Moreover the renewed effort to confiscate Russia's assets to, potentially, arm Ukraine doesn't take into account the will of the US people or other G7 countries who are increasingly advocating negotiations instead of further militarization.
A February poll from the Harris Poll and the Quincy Institute indicated that roughly 70% of Americans want the Biden administration "to push Ukraine toward a negotiated peace with Russia as soon as possible."
Likewise, an EU-wide survey has recently indicated that barely 10% of Europeans believe Ukraine can defeat Russia, and consider some form of
"compromise settlement" as the most likely way out.
"The new push for confiscation of Russian assets is more evidence that the US and EU intend to intensify the conflict with Moscow using administrative mechanisms that won't rely on support from the political system or the people within them," warns the QI contributor.
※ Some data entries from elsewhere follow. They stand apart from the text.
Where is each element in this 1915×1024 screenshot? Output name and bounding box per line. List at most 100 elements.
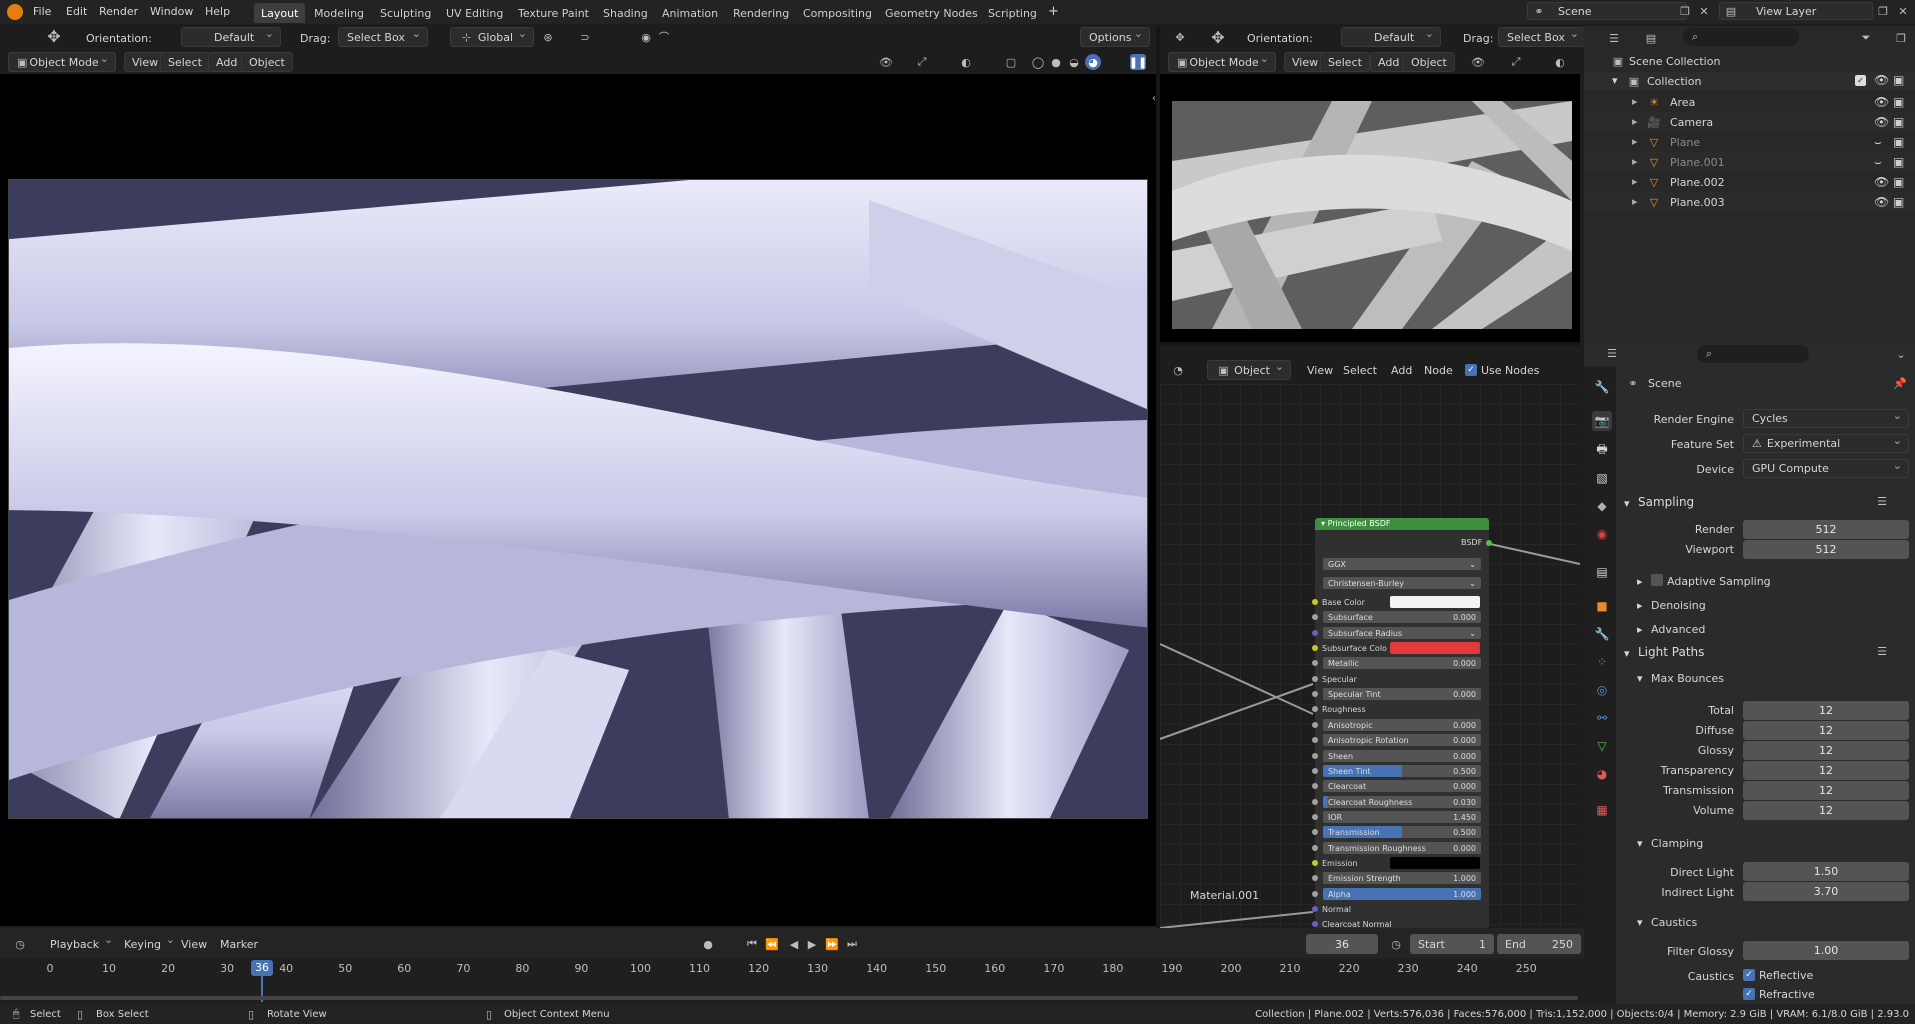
input-socket[interactable] <box>1312 676 1318 682</box>
render-toggle-icon[interactable]: ▣ <box>1893 115 1904 129</box>
rendered-shading-icon[interactable]: ◕ <box>1085 54 1101 70</box>
shader-editor-icon[interactable]: ◔ <box>1170 362 1186 378</box>
filter-icon[interactable]: ⏷ <box>1858 30 1874 46</box>
add-menu[interactable]: Add <box>208 52 246 72</box>
prev-keyframe-icon[interactable]: ⏪ <box>764 936 780 952</box>
node-view-menu[interactable]: View <box>1300 360 1340 380</box>
timeline-type-icon[interactable]: ◷ <box>12 936 28 952</box>
node-input-field[interactable]: Transmission 0.500 <box>1323 826 1481 838</box>
adaptive-expand-icon[interactable]: ▸ <box>1637 575 1643 588</box>
start-frame-field[interactable]: Start 1 <box>1410 934 1494 954</box>
texture-tab-icon[interactable]: ▦ <box>1592 800 1612 820</box>
menu-window[interactable]: Window <box>150 5 193 18</box>
collection-checkbox[interactable]: ✓ <box>1855 75 1866 86</box>
input-socket[interactable] <box>1312 829 1318 835</box>
expand-icon[interactable]: ▸ <box>1632 155 1638 168</box>
refractive-checkbox[interactable]: ✓ <box>1743 988 1755 1000</box>
filter-glossy-field[interactable]: 1.00 <box>1743 941 1909 960</box>
bsdf-output-socket[interactable] <box>1486 540 1492 546</box>
node-input-dropdown[interactable]: Subsurface Radius ⌄ <box>1323 627 1481 639</box>
new-collection-icon[interactable]: ❐ <box>1893 30 1909 46</box>
subsurface-method-dropdown[interactable]: Christensen-Burley ⌄ <box>1323 577 1481 589</box>
bounce-field[interactable]: 12 <box>1743 721 1909 740</box>
device-dropdown[interactable]: GPU Compute <box>1743 459 1909 478</box>
pivot-icon[interactable]: ⊛ <box>540 29 556 45</box>
input-socket[interactable] <box>1312 906 1318 912</box>
playhead-badge[interactable]: 36 <box>251 960 273 976</box>
falloff-icon[interactable]: ⌒ <box>656 29 672 45</box>
outliner-item-name[interactable]: Plane.002 <box>1670 176 1725 189</box>
input-socket[interactable] <box>1312 737 1318 743</box>
record-icon[interactable]: ● <box>700 936 716 952</box>
visibility-toggle-icon[interactable]: ⌣ <box>1874 135 1882 150</box>
tab-texture-paint[interactable]: Texture Paint <box>511 3 596 23</box>
viewport-samples-field[interactable]: 512 <box>1743 540 1909 559</box>
input-socket[interactable] <box>1312 614 1318 620</box>
node-input-field[interactable]: Transmission Roughness 0.000 <box>1323 842 1481 854</box>
blender-logo-icon[interactable] <box>7 4 23 20</box>
visibility-toggle-icon[interactable]: 👁 <box>1874 115 1889 129</box>
material-shading-icon[interactable]: ◒ <box>1066 54 1082 70</box>
expand-icon[interactable]: ▸ <box>1632 135 1638 148</box>
node-input-field[interactable]: Anisotropic Rotation 0.000 <box>1323 734 1481 746</box>
bounce-field[interactable]: 12 <box>1743 801 1909 820</box>
adaptive-sampling-checkbox[interactable] <box>1651 574 1663 586</box>
denoising-expand-icon[interactable]: ▸ <box>1637 599 1643 612</box>
drag-dropdown-2[interactable]: Select Box <box>1498 27 1586 47</box>
orientation-dropdown[interactable]: Default <box>181 27 281 47</box>
indirect-light-field[interactable]: 3.70 <box>1743 882 1909 901</box>
next-keyframe-icon[interactable]: ⏩ <box>824 936 840 952</box>
solid-shading-icon[interactable]: ● <box>1048 54 1064 70</box>
node-input-field[interactable]: Clearcoat 0.000 <box>1323 780 1481 792</box>
properties-search[interactable]: ⌕ <box>1697 345 1809 363</box>
input-socket[interactable] <box>1312 768 1318 774</box>
collection-expand-icon[interactable]: ▾ <box>1612 74 1618 87</box>
shader-type-dropdown[interactable]: ▣ Object <box>1207 360 1291 380</box>
modifier-tab-icon[interactable]: 🔧 <box>1592 624 1612 644</box>
current-frame-field[interactable]: 36 <box>1306 934 1378 954</box>
world-tab-icon[interactable]: ◉ <box>1592 524 1612 544</box>
use-preview-range-icon[interactable]: ◷ <box>1388 936 1404 952</box>
scene-collection-label[interactable]: Scene Collection <box>1629 55 1720 68</box>
timeline-view-menu[interactable]: View <box>174 934 214 954</box>
object-menu[interactable]: Object <box>241 52 293 72</box>
pause-render-icon[interactable]: ❚❚ <box>1129 54 1147 70</box>
xray-icon[interactable]: ▢ <box>1003 54 1019 70</box>
render-tab-icon[interactable]: 📷 <box>1592 411 1612 431</box>
outliner-item-name[interactable]: Camera <box>1670 116 1713 129</box>
scene-selector[interactable]: ⚭ Scene <box>1527 2 1687 20</box>
use-nodes-checkbox[interactable]: ✓ <box>1465 364 1477 376</box>
mode-dropdown[interactable]: ▣ Object Mode <box>8 52 116 72</box>
input-socket[interactable] <box>1312 875 1318 881</box>
input-socket[interactable] <box>1312 814 1318 820</box>
tab-geometry-nodes[interactable]: Geometry Nodes <box>878 3 985 23</box>
expand-icon[interactable]: ▸ <box>1632 115 1638 128</box>
overlay-icon[interactable]: ◐ <box>958 54 974 70</box>
input-socket[interactable] <box>1312 783 1318 789</box>
add-menu-2[interactable]: Add <box>1370 52 1408 72</box>
view-layer-tab-icon[interactable]: ▧ <box>1592 468 1612 488</box>
expand-icon[interactable]: ▸ <box>1632 175 1638 188</box>
menu-render[interactable]: Render <box>99 5 138 18</box>
marker-menu[interactable]: Marker <box>213 934 265 954</box>
node-input-field[interactable]: Sheen Tint 0.500 <box>1323 765 1481 777</box>
node-input-field[interactable]: IOR 1.450 <box>1323 811 1481 823</box>
node-input-field[interactable]: Sheen 0.000 <box>1323 750 1481 762</box>
overlay-icon-2[interactable]: ◐ <box>1552 54 1568 70</box>
node-menu[interactable]: Node <box>1417 360 1460 380</box>
tab-rendering[interactable]: Rendering <box>726 3 796 23</box>
max-bounces-expand-icon[interactable]: ▾ <box>1637 672 1643 685</box>
tab-modeling[interactable]: Modeling <box>307 3 371 23</box>
clamping-expand-icon[interactable]: ▾ <box>1637 837 1643 850</box>
playback-menu[interactable]: Playback <box>42 933 119 954</box>
direct-light-field[interactable]: 1.50 <box>1743 862 1909 881</box>
node-input-field[interactable]: Emission Strength 1.000 <box>1323 872 1481 884</box>
add-workspace-button[interactable]: + <box>1048 4 1059 19</box>
proportional-edit-icon[interactable]: ◉ <box>638 29 654 45</box>
data-tab-icon[interactable]: ▽ <box>1592 736 1612 756</box>
tool-tab-icon[interactable]: 🔧 <box>1592 377 1612 397</box>
options-dropdown[interactable]: Options <box>1080 27 1150 47</box>
select-menu[interactable]: Select <box>160 52 210 72</box>
jump-start-icon[interactable]: ⏮ <box>744 936 760 952</box>
bounce-field[interactable]: 12 <box>1743 741 1909 760</box>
The effort to grab Russia's assets to support "Ukraine's resistance" also coincided with French President Emmanuel Macron's call to put
NATO boots on the ground in Ukraine. It is known that Western Special Ops, spies and NATO troops and consultants have long been covertly participating in the Ukraine conflict; however, making it official and enhancing the effort would open the door to
a direct conflict with Russia, international observers have warned.
Grabbing Russia's Assets Will Boomerang
Meanwhile, the very idea of confiscating Russia's frozen assets is fraught with serious risks to the Western-centered financial system, the DC-based think tank concluded.
US Senator Rand Paul released an op-ed for the QI titled "Seizing Russian assets: A feel good bill that will absolutely boomerang" on February 15.
In it, he argued that the move would be a "blunder."
"The Washington foreign policy establishment is on the precipice of making yet another strategic blunder," the senator wrote. "Confiscating Russia’s sovereign assets is an act of economic war. (…) Any hope that the United States and Russia could work toward stabilizing or improving relations will subsequently be destroyed."
Paul went on to say that Moscow had already signaled that it would retaliate "in equal measure" if its assets were confiscated, leading commentators to suggest it would seize around $300 billion in Western assets in Russia's jurisdiction.
What's more, seizing assets of a country the US is not at war with would set a "destabilizing precedent", continued the senator.
In addition, the confiscation of Russia's sovereign assets would convince other countries that the US cannot be trusted as "the guarantor of the global economy."
"[Other countries] will seek to move away from the dollar and hold their reserves in other currencies," Paul warned. "This process of de-dollarization will be an unmitigated disaster as it will degrade America’s financial strength and ensure the prosperity Americans have come to expect is no longer attainable."
According to Paul, "Three decades of repeated foreign policy disasters proves that Washington’s foreign policy establishment is badly broken."
"In a multipolar world, Washington can no longer expect to act with impunity, particularly when dealing with a nuclear power," he warned.